How lawyers can help with real estate purchases

Lawyers can serve as bargaining agents

By TheLaw.TV

The buying or selling of a home is for many individuals the single most expensive purchase or sale of an individual's life. Individuals routinely fork over six (6) or seven (7) percent of the sale price to real estate agents -- but then fail to spend a few hundred dollars on the services of a lawyer. While one is not legally required to have a lawyer during the process of buying and selling a home, it should be remembered that it is not legally required to have a real estate agent either -- and, often, a lawyer is a much better bargain than an agent.

Lawyers can be helpful from the very start of a residential real estate transaction. Whether one is buying or selling a house, an investment property where the owner will be landlord and rent out the premises to a tenant, a condominium, or even applying to a Homeowners' Association, a lawyer may be able to prevent some easy and expensive mistakes.
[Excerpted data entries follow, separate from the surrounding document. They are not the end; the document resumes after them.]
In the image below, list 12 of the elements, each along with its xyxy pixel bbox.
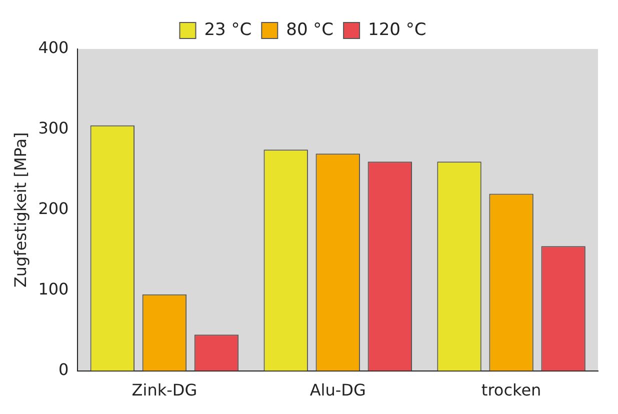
legend-label: 120 °C — [368, 20, 426, 40]
legend-label: 23 °C — [204, 20, 252, 40]
legend-label: 80 °C — [286, 20, 334, 40]
y-tick-label: 0 — [58, 360, 69, 379]
y-axis-title: Zugfestigkeit [MPa] — [10, 132, 30, 288]
y-tick-label: 200 — [38, 199, 69, 218]
x-tick-label: Alu-DG — [310, 380, 366, 400]
y-tick-label: 300 — [38, 118, 69, 138]
y-tick-label: 100 — [38, 280, 69, 299]
x-tick-label: trocken — [481, 380, 542, 400]
x-tick-label: Zink-DG — [132, 380, 198, 400]
y-tick-label: 400 — [38, 38, 69, 58]
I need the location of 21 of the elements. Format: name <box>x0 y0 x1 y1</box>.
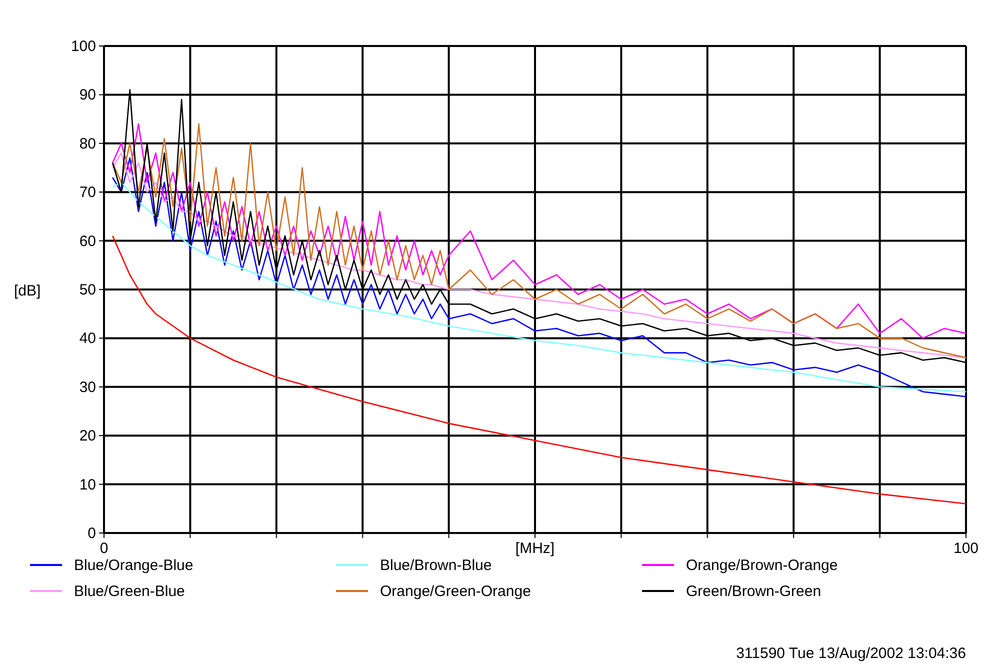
text: 311590 Tue 13/Aug/2002 13:04:36 <box>736 645 966 662</box>
y-tick-label: 90 <box>79 86 96 104</box>
y-tick-label: 70 <box>79 184 96 202</box>
legend-label: Green/Brown-Green <box>686 583 822 600</box>
y-tick-label: 80 <box>79 135 96 152</box>
y-tick-label: 10 <box>79 476 96 494</box>
y-tick-label: 0 <box>88 525 96 542</box>
line-series <box>112 235 967 504</box>
y-tick-label: 40 <box>79 330 96 348</box>
y-tick-label: 20 <box>79 428 96 445</box>
y-tick-label: 50 <box>79 282 96 298</box>
legend-label: Blue/Brown-Blue <box>380 557 492 574</box>
y-tick-label: 100 <box>70 38 96 55</box>
legend-label: Orange/Green-Orange <box>380 583 531 600</box>
legend-label: Orange/Brown-Orange <box>686 557 838 574</box>
y-tick-label: 60 <box>79 232 96 250</box>
legend-label: Blue/Orange-Blue <box>74 557 194 574</box>
legend-label: Blue/Green-Blue <box>74 583 185 600</box>
x-axis-title: [MHz] <box>515 540 555 557</box>
y-axis-title: [dB] <box>14 282 41 300</box>
y-tick-label: 30 <box>79 378 96 396</box>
Real estate transactions are different under the law in most states than other purchases. First, real estate contracts typically must be in writing. While oral contracts suffice for a number of other transactions -- the statute of frauds typically prevents not only oral contracts for residential real estate, but even prevents oral modification of written real estate contracts. Further, sellers have some mandatory disclosure provisions in residential real estate that do not exist elsewhere. Navigating the sometimes dizzying array of contingencies, deadlines, fees, liens, foreclosures, titles, property taxes, zoning, and mortgage restrictions and options can also be challenging without the services of a lawyer. Similarly, in the area of landlord and tenant law, issues surrounding what words in an advertisement can give rise to a cause of action under the Fair Housing Act, what terms must be included in a lease, how a landlord should handle a security deposit -- including what can and can't be deducted and the timing of when it must be returned to the tenant, and how the process of eviction works, can be made clearer by a lawyer who specializes in real estate issues.